I have now turned down the nature path, still paved, and now we get a little hilly. Shoot. I hate walking hills--especially the downhills, where I have to take teeny, tiny steps because I always feel so ill-footed. But, wait! What's going on? This is FUN, and it feels GOOD! (Yes, I do know I keep repeating that, but it was a very prominent thought throughout the walk)! The downhills are EASY. The step is actually reversing its motion--the toes and the balls of the feet are touching down first, and the heel fills in the step...weird! Well, it makes sense and all, but what's weird is how natural it feels, how uncharacteristically steady I feel, and how it all happened intuitively. Goodness gracious, after all these generations of walking in shoes, how grateful I am that our brains haven't forgotten what to do!!!

This all sounds terribly exaggerated, doesn't it??? Sigh....it really was that significant to me. I have never enjoyed a walk so much. I've never felt so naturally groovy about exercise! I felt like I had finally found a new way to ground myself, so to speak! Are you very in touch with your intuition, reader? Can you recall making a change in your life that, once made, felt SO right there was no denying its place on your journey? This was one of those moments to me.
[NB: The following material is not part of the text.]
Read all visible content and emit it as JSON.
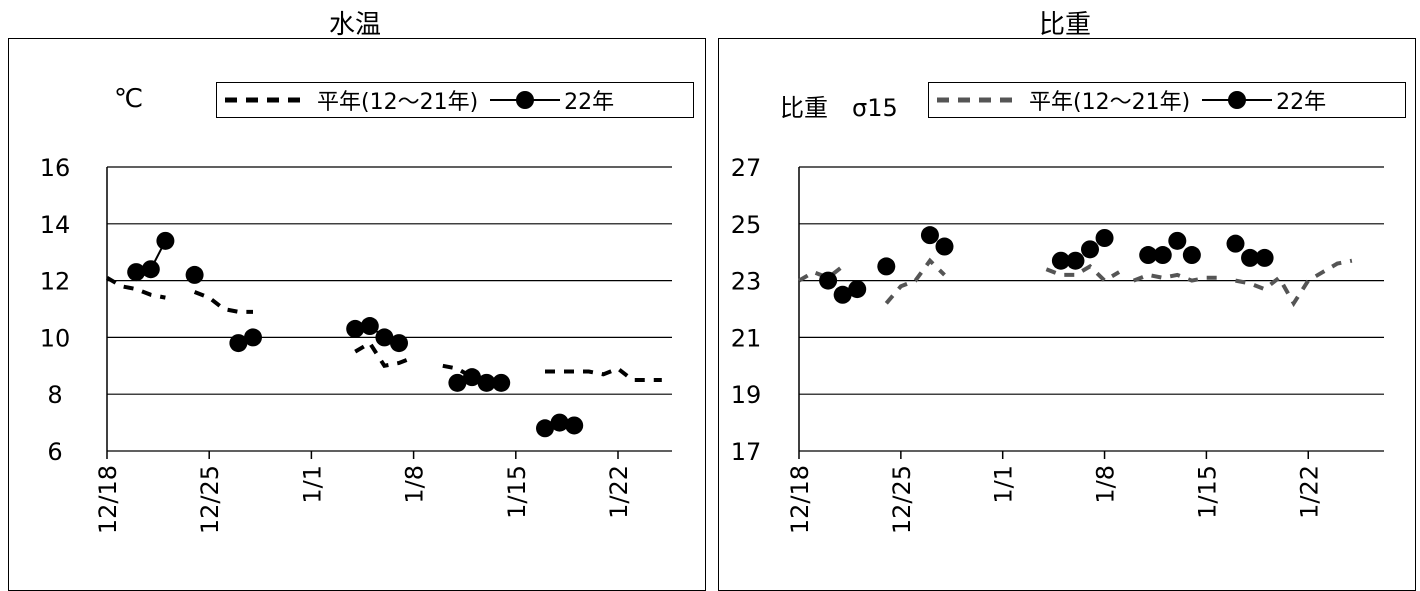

What does this "barefooting it" experience mean for my future? I have no idea...we'll see as I share my experiences on this blog. For today, it means some slightly sore soles for me...I ended up walking over a mile this first time, which was probably pushing it a little.

What does that mean to you? Well, I don't know...perhaps my passion, which has driven me to start this blog, will inspire others to give it a shot, which may result in similar reactions, and at the very least, some healthier feet and joints? Maybe it will make you think twice before putting shoes on your children's feet indoors? How's that pair of thick-soled tennis shoes looking to you now when compared with a traditional moccasin?